Ибрагим вздрогнул от мрачного предчувствия, но поборол это движение души, заставил себя улыбнуться в ответ на смех загадочной чужестранки, которая не плакала, как все рабыни, не стонала, не ломала в отчаянье рук, а смеялась, точно издеваясь не только над ним, но и над всем этим жестоким миром, стремившимся покорить ее, сломать, уничтожить. Ибрагим заговорил с ней на ломаном языке – смеси из славянских слов, выученных от султана Сулеймана, хочет ли она к нему, именно к нему, а не к кому-либо другому. Девушка умолкла на мгновение. Словно бы даже посмотрела на Ибрагима пристальнее. Хотела ли бы? Еще может кто-то спрашивать в этой земле, хотела ли бы она? Ха-ха-ха!

Ибрагим сухо приказал Синам-аге привести рабыню к нему на Ат-Мейдан, повторил, что заплатит за нее тысячу дукатов, предупредил, чтобы сегодня же к вечеру она была в его доме и чтобы ей не было причинено ни малейшего вреда. Потом поблагодарил Грити.

– Я никогда не забуду этой вашей услуги.

– Могу только позавидовать вашему утонченному вкусу! – воскликнул венецианец. – Эта Роксолана, как я ее называю, пожалуй, действительно нечто такое… – он покрутил пальцами у себя перед глазами. – Как опытный купец, могу сказать вам, что товар приобретает ценность также от цены, какая за него уплачена.

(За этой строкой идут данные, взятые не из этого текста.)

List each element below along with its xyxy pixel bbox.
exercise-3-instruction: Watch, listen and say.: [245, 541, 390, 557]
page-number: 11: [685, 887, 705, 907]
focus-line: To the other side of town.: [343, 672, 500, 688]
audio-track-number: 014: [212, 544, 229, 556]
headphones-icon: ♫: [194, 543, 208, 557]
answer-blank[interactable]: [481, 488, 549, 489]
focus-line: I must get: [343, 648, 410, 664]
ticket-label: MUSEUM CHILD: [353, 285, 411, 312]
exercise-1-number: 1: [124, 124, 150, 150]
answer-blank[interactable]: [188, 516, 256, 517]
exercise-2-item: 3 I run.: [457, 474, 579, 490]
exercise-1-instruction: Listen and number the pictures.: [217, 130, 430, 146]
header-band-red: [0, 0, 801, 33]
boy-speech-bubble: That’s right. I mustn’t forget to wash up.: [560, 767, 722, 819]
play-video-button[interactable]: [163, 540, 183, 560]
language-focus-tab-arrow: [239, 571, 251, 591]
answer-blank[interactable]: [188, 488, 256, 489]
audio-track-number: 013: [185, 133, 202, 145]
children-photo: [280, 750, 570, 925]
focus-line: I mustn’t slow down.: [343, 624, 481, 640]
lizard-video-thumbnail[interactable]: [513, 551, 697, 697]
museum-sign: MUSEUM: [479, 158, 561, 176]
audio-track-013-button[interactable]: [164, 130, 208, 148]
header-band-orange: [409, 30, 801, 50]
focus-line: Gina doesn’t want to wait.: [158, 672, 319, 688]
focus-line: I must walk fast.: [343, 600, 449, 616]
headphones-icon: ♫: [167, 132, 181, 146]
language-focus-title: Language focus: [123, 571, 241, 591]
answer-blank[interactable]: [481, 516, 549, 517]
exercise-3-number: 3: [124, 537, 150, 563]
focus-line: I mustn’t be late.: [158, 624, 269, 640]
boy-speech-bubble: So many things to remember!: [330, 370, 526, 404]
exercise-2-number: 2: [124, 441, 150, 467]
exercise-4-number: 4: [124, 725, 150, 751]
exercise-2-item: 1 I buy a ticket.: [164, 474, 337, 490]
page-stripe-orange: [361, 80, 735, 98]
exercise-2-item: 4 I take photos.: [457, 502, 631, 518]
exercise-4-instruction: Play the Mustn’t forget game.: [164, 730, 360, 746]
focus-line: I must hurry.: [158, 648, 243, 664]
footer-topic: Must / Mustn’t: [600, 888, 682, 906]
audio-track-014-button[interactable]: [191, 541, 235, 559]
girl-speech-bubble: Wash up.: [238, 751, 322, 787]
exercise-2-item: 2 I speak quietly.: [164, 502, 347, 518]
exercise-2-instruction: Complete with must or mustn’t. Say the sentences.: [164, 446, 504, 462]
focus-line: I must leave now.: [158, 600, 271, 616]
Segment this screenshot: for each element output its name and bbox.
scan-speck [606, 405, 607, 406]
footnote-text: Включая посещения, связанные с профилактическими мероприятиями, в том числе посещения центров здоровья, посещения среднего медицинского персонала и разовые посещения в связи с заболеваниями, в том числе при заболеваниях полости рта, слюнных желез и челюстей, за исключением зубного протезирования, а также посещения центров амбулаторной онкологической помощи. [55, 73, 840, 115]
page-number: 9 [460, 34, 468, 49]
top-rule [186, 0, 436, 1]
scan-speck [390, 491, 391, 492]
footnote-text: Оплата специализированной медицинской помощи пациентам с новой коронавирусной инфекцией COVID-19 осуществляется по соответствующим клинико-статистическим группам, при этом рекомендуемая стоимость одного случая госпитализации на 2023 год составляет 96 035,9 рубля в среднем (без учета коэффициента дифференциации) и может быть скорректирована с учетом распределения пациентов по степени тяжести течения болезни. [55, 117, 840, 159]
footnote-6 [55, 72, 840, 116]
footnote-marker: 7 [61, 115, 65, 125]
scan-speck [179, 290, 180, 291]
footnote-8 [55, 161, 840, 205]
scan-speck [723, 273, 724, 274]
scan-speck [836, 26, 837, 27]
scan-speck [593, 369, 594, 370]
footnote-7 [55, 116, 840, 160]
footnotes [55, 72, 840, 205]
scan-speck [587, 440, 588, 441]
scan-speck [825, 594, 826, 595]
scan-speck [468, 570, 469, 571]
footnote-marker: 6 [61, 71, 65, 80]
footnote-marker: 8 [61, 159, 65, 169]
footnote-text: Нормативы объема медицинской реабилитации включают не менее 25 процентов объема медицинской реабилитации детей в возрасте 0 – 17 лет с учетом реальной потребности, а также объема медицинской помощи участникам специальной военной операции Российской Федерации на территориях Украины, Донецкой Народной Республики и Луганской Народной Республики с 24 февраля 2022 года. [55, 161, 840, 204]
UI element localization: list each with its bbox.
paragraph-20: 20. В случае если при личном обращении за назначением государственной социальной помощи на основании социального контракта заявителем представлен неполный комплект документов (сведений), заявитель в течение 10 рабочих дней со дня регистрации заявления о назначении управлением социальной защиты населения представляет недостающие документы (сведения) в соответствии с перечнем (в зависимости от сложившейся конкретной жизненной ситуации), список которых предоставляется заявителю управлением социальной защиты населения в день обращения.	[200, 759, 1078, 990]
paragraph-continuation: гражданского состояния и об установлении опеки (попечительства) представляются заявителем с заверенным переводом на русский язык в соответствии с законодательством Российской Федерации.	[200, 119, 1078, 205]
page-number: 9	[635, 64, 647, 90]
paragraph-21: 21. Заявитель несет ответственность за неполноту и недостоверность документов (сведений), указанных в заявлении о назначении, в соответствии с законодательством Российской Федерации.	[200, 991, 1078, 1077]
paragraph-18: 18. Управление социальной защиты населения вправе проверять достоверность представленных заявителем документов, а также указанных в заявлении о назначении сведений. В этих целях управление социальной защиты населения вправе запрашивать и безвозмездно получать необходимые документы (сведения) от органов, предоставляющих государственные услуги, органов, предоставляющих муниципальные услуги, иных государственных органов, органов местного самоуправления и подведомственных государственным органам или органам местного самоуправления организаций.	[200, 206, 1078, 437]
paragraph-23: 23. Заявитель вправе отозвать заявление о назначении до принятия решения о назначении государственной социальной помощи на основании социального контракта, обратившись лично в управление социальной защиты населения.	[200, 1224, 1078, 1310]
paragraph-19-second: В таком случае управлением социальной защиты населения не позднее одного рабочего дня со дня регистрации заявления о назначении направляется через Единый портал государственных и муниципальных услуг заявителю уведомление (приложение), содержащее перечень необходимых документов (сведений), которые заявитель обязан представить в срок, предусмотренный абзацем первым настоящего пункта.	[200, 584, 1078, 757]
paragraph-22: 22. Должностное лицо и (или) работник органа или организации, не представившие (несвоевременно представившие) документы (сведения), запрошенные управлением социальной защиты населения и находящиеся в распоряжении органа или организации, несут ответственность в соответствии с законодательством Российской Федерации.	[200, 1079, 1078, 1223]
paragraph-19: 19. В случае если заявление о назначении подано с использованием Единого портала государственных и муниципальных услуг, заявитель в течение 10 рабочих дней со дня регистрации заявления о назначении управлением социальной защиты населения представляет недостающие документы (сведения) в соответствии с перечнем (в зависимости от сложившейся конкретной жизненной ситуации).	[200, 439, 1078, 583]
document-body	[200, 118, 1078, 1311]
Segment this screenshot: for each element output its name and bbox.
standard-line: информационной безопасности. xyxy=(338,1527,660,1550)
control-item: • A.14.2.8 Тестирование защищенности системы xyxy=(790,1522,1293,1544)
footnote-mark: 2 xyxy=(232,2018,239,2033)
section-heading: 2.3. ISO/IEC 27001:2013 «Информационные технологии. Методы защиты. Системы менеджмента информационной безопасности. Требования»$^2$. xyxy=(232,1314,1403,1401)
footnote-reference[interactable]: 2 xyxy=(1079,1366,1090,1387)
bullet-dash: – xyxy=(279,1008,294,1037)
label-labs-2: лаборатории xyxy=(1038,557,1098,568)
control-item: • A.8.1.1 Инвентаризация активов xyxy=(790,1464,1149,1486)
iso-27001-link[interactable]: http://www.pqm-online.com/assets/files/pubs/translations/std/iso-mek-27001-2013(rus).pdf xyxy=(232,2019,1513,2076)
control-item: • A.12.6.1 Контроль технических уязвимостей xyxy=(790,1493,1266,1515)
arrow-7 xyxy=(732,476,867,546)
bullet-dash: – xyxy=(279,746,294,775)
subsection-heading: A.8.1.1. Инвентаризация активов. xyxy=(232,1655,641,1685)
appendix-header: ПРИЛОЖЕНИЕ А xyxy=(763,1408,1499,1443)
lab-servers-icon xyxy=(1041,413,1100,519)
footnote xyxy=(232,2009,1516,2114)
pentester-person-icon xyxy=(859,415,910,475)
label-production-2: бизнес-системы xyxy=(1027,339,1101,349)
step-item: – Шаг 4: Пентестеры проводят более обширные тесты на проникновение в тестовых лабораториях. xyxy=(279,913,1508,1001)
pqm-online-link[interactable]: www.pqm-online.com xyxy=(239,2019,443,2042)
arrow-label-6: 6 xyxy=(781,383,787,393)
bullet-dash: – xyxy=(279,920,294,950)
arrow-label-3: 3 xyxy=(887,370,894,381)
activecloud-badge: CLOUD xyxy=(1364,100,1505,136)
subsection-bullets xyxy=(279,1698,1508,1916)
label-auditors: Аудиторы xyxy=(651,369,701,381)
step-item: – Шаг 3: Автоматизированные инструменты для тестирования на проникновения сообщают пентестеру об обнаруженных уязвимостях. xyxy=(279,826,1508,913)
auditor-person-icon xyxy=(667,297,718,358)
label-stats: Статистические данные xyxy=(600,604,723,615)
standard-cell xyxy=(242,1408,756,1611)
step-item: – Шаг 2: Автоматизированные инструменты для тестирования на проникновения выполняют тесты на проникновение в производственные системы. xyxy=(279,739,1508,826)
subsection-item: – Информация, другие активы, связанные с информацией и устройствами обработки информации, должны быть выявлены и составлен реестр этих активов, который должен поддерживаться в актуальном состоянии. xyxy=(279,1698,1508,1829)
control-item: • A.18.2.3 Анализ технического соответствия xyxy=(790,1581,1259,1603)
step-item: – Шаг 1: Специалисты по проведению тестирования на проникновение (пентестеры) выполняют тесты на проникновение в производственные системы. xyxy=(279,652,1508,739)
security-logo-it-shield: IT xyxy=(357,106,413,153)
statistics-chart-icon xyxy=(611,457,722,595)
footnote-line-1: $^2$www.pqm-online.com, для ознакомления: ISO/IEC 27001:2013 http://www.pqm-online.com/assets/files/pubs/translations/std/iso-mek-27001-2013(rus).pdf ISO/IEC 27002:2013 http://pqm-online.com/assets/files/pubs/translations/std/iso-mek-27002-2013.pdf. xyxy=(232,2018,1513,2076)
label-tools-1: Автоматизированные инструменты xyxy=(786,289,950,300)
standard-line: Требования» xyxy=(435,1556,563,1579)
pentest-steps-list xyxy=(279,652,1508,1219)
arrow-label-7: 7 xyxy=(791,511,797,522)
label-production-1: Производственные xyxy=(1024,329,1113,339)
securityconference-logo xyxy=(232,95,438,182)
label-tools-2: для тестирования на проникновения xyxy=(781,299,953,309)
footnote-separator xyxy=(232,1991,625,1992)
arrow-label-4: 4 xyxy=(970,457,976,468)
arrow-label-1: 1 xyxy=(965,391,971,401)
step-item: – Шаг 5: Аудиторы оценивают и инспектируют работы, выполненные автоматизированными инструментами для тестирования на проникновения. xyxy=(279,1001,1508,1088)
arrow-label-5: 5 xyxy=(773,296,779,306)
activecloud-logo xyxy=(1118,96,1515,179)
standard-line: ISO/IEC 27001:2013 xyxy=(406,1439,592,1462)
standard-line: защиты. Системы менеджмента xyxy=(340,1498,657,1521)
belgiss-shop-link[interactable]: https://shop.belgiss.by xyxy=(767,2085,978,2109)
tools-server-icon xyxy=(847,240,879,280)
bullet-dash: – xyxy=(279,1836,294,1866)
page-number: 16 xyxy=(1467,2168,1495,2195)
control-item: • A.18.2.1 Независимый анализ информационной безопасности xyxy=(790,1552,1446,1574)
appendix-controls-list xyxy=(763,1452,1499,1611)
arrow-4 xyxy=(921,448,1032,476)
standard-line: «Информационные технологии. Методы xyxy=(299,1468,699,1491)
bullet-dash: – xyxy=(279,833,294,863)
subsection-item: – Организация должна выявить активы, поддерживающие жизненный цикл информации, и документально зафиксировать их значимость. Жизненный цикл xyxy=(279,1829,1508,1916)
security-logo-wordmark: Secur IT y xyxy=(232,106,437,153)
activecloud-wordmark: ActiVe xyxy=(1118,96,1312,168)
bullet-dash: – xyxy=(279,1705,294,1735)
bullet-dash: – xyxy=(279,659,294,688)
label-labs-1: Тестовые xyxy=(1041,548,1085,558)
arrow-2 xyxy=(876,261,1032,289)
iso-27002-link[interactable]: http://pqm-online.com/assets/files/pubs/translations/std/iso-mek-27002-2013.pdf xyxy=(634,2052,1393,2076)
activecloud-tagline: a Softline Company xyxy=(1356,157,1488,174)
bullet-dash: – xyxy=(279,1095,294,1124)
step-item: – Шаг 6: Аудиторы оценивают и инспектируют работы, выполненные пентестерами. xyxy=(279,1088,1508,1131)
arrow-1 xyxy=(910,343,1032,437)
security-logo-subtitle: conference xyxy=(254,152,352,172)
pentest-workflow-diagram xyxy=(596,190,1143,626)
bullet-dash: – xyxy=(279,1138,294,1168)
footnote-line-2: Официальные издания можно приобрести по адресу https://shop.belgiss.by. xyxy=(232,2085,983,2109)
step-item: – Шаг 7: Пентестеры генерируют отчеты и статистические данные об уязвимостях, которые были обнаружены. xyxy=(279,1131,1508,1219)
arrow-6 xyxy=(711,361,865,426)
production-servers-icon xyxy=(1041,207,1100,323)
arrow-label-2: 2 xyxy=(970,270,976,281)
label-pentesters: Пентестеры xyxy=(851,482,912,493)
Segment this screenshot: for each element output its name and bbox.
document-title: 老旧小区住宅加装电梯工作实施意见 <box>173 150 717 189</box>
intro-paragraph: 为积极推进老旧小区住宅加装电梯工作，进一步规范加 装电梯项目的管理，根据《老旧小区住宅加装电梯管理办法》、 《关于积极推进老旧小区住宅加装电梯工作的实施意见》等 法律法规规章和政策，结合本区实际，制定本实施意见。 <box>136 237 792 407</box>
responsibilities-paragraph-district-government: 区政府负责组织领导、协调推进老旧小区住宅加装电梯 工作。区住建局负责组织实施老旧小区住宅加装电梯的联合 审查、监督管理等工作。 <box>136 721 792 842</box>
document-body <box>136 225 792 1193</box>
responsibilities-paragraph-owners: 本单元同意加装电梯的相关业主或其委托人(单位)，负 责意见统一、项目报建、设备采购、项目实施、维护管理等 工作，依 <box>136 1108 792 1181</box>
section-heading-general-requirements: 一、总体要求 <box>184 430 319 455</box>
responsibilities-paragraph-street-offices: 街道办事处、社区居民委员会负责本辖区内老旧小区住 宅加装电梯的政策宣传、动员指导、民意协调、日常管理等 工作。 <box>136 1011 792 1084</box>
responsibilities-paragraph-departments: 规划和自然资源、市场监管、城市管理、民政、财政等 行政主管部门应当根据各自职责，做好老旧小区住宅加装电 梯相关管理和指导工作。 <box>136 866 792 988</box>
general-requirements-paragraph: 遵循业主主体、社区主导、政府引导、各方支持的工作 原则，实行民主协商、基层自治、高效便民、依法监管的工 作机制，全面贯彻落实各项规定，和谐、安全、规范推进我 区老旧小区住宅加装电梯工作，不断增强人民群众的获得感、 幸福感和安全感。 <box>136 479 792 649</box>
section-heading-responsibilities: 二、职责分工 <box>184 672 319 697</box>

Ибрагим молчал. Быстро выбирался из темного перехода. Чувствовал себя таким же опозоренным, как тогда, когда его, маленького мальчика, продавали на рабском торге в Измире. Правда, теперь покупал он, но разве не все равно? Есть рабы, которые покупают, и рабы, которых покупают. Но все равно рабы. И спасения нет никакого. Он пытался спастись нарядами, роскошью, которой окружал себя благодаря щедрости Сулеймана, считал, что этим облегчает себе жизнь, упорно уговаривал себя, что жизнь, в конце концов, и не может быть тяжелой, раз она называется жизнь. А зачем? Пусть тот старый мошенник Синам-ага обманывает людей, ибо таково его призвание на этой земле, пусть покупает и продает все на свете Луиджи Грити, поскольку он купец, но зачем же тогда убеждать себя в том, во что никогда не поверишь?

РОГАТИН

Дождем, как слезами, заливало весь видимый и невидимый мир, и душа ее вся плавала в слезах. Она шла, бездомная сирота, несчастная пленница, проданная и проклятая, под чужим небом, прочищенным ветрами, безжалостным и бледным, как холодные глаза стрелков-лучников. Здесь не было дождя, он лил, как слезы, в ее душе да еще там, куда не было возврата, в таком далеком, что сердце вырывалось от отчаянья из груди, недосягаемом, навеки утраченном Рогатине.

Что-то темное, большое и страшное – зверь поднебесный, призрак налетело на нее, надвинулось, и голос дождя звучал в ее сердце как невозместимая горькая утрата. Ничего и никогда в жизни не увидишь лучше и милее, не переживешь уже того, что пережила когда-то.

Призраки были здесь, а позади все только настоящее – лишь протяни руку, а тут обман, ненастоящесть падали под ноги, летали в воздухе, выступали из стен, толпились в просмердевших нечистотами улочках, сновали неслышно, как клубки шерсти, а то вдруг прорывались диким мяуканьем – то ли кошачьим, то ли дьявольским. Но дьяволами должны были быть люди, а мяукали кошки, тысячи кошек повсюду, кошек, кошечек, изнеженных и избалованных, безнаказанных и неприкосновенных, ибо кошка была любимым животным их пророка.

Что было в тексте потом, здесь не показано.